Kerry testified before the Senate in 1971 that he had met with the North Vietnamese in Paris in 1970:

In a question-and-answer session before a Senate committee in 1971, John F. Kerry, who was a leading antiwar activist at the time, asserted that 200,000 Vietnamese per year were being “murdered by the United States of America” and said he had gone to Paris and “talked with both delegations at the peace talks” and met with communist representatives.

Kerry, now [in 2004] the presumptive Democratic presidential nominee, yesterday confirmed through a spokesman that he did go to Paris and talked privately with a leading communist representative.

This issue was briefly raised during Kerry’s 2004 campaign, but it never got a whole lot of traction. Although Kerry had tried to play up his involvement back in 1971, in 2004 he was eager the play it down; in lawyerly fashion, his spokesman said that Kerry did not actually engage in “negotiations.”

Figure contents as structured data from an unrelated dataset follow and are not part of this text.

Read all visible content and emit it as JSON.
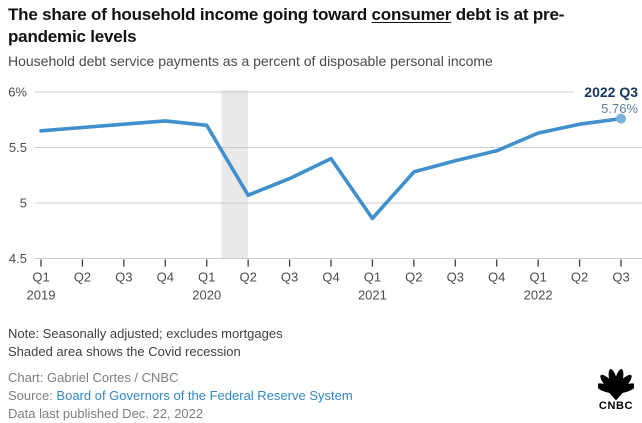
{
  "header": {
    "title_pre": "The share of household income going toward ",
    "title_underlined": "consumer",
    "title_post": " debt is at pre-pandemic levels",
    "subtitle": "Household debt service payments as a percent of disposable personal income"
  },
  "chart_data": {
    "type": "line",
    "categories": [
      "Q1 2019",
      "Q2 2019",
      "Q3 2019",
      "Q4 2019",
      "Q1 2020",
      "Q2 2020",
      "Q3 2020",
      "Q4 2020",
      "Q1 2021",
      "Q2 2021",
      "Q3 2021",
      "Q4 2021",
      "Q1 2022",
      "Q2 2022",
      "Q3 2022"
    ],
    "x_tick_labels": [
      "Q1",
      "Q2",
      "Q3",
      "Q4",
      "Q1",
      "Q2",
      "Q3",
      "Q4",
      "Q1",
      "Q2",
      "Q3",
      "Q4",
      "Q1",
      "Q2",
      "Q3"
    ],
    "year_labels": [
      {
        "index": 0,
        "label": "2019"
      },
      {
        "index": 4,
        "label": "2020"
      },
      {
        "index": 8,
        "label": "2021"
      },
      {
        "index": 12,
        "label": "2022"
      }
    ],
    "values": [
      5.65,
      5.68,
      5.71,
      5.74,
      5.7,
      5.07,
      5.22,
      5.4,
      4.86,
      5.28,
      5.38,
      5.47,
      5.63,
      5.71,
      5.76
    ],
    "unit": "percent",
    "ylim": [
      4.5,
      6.0
    ],
    "y_ticks": [
      {
        "value": 6.0,
        "label": "6%"
      },
      {
        "value": 5.5,
        "label": "5.5"
      },
      {
        "value": 5.0,
        "label": "5"
      },
      {
        "value": 4.5,
        "label": "4.5"
      }
    ],
    "grid": true,
    "legend": "none",
    "end_point": {
      "label": "2022 Q3",
      "value_label": "5.76%",
      "value": 5.76
    },
    "shaded_region": {
      "label": "Covid recession",
      "from_index": 4.36,
      "to_index": 5.0
    }
  },
  "footer": {
    "note_line1": "Note: Seasonally adjusted; excludes mortgages",
    "note_line2": "Shaded area shows the Covid recession",
    "chart_credit": "Chart: Gabriel Cortes / CNBC",
    "source_label": "Source: ",
    "source_link": "Board of Governors of the Federal Reserve System",
    "data_published": "Data last published Dec. 22, 2022",
    "logo_text": "CNBC"
  },
  "colors": {
    "line": "#3f90cc",
    "end_dot": "#79b1dd",
    "end_label": "#14355c",
    "end_value": "#5d7f9d",
    "gridline": "#cccccc",
    "recession_band": "#e9e9e9",
    "axis_text": "#4d4d4d",
    "tick": "#3d3d3d",
    "title": "#111111",
    "subtitle": "#4a4a4a",
    "note_text": "#414141",
    "credit_text": "#7e7e7e",
    "link": "#3387c6",
    "logo": "#000000"
  }
}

Well, he couldn’t have, not being an official negotiator; he had no power to make concessions. Kerry is a lawyer and is no doubt aware that some consider his actions in talking to the North Vietnamese Communists to have been in violation of US statutes prohibiting private citizens from “negotiating” with foreign powers, so that’s why he’s so eager to disclaim the word.

During his 2004 campaign Kerry also backtracked on another statement he made during that same 1971 hearing:

Asked about the appropriateness of Kerry’s saying that the United States had “murdered” 200,000 Vietnamese annually when the United States was at war, Kerry spokesman Michael Meehan said “Senator Kerry used a word he deems inappropriate.”

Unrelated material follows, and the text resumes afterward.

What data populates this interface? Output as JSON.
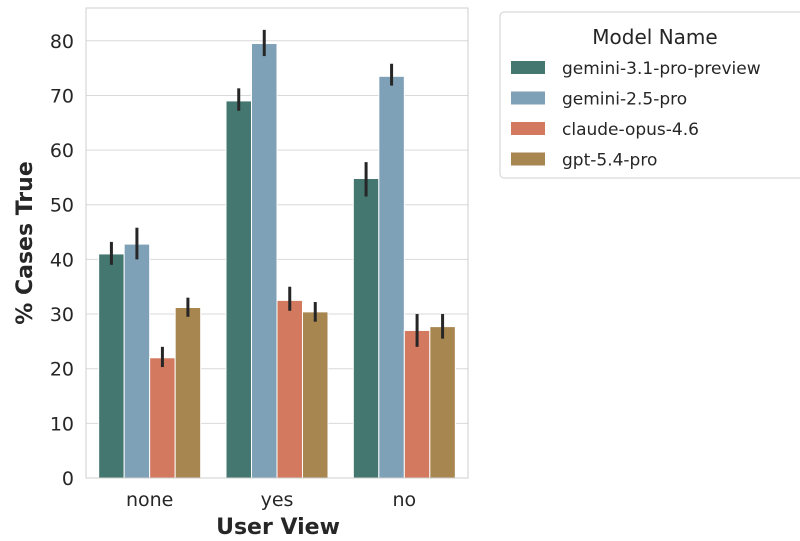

All that misspeaking again, surprising in a man as careful with words as Kerry. I have little doubt he meant to say exactly and precisely what he said in 1971, and he also meant to disown his prior words in 2004 because it was politically expedient. And, since the press was on his side, he knew he didn’t really have to explain what he did mean when he used that word:

[Kerry’s spokesperson] Meehan said Kerry “never suggested or believed and absolutely rejects the idea that the word applied to service of the American soldiers in Vietnam.” Meehan then declined to say to whom Kerry was referring when he said that the United States had murdered the Vietnamese; Kerry declined to be interviewed about the matter.

The title of Kerry’s present piece is “The Wisdom in Talking;” although, from the evidence above, at other times he’s clearly seen the wisdom of not talking—to the press.

Among other flaws, Kerry’s entire piece sets up a strawman; it’s not as though anyone has categorically ruled out talking to Iran under any circumstances, if there is something to be gained from it and the circumstances are right. It is Obama’s statement that he would talk to people such as Ahmadinejad without preconditions, as though talk itself were always a good thing, that’s been criticized.

Kerry wants us to talk with Iran because not talking “hasn’t worked.” This is an illogical position; if something hasn’t worked, it does not mean its opposite will, nor does it mean its opposite can’t have even worse consequences.

Kerry isn’t upset about the possible enhancement of the prestige of the leaders of Iran as a result. He dismisses that contention in an odd way, by saying that critics’ description of Ahmadinejad as an important threat is already raising his stature, as though the two enhancements are equal in force and meaning. And he somehow thinks that a talk with Iran’s leaders would be a good way to give a message of support to the people of Iran in their struggle against those very leaders. Odd.

Kerry is also interested in talks with Iran because they let the world know we “reclaim the moral high ground.” That this might in some way matter in the power struggle between the US and Iran seems dangerously naive and remarkably ignorant of the way the world of nations actually works.

And if someone can explain this sentence of Kerry’s I’d be much obliged; for me, it seems to come from Looking-Glass World:

Dialogue helps us isolate Ahmadinejad rather than empowering him to isolate us.

Oh, and what did Kerry advocate as a result of his own talks with the North Vietnamese enemy? Why, he adopted and promoted all of their demands in his “People’s Peace Treaty.” A record of which to be proud.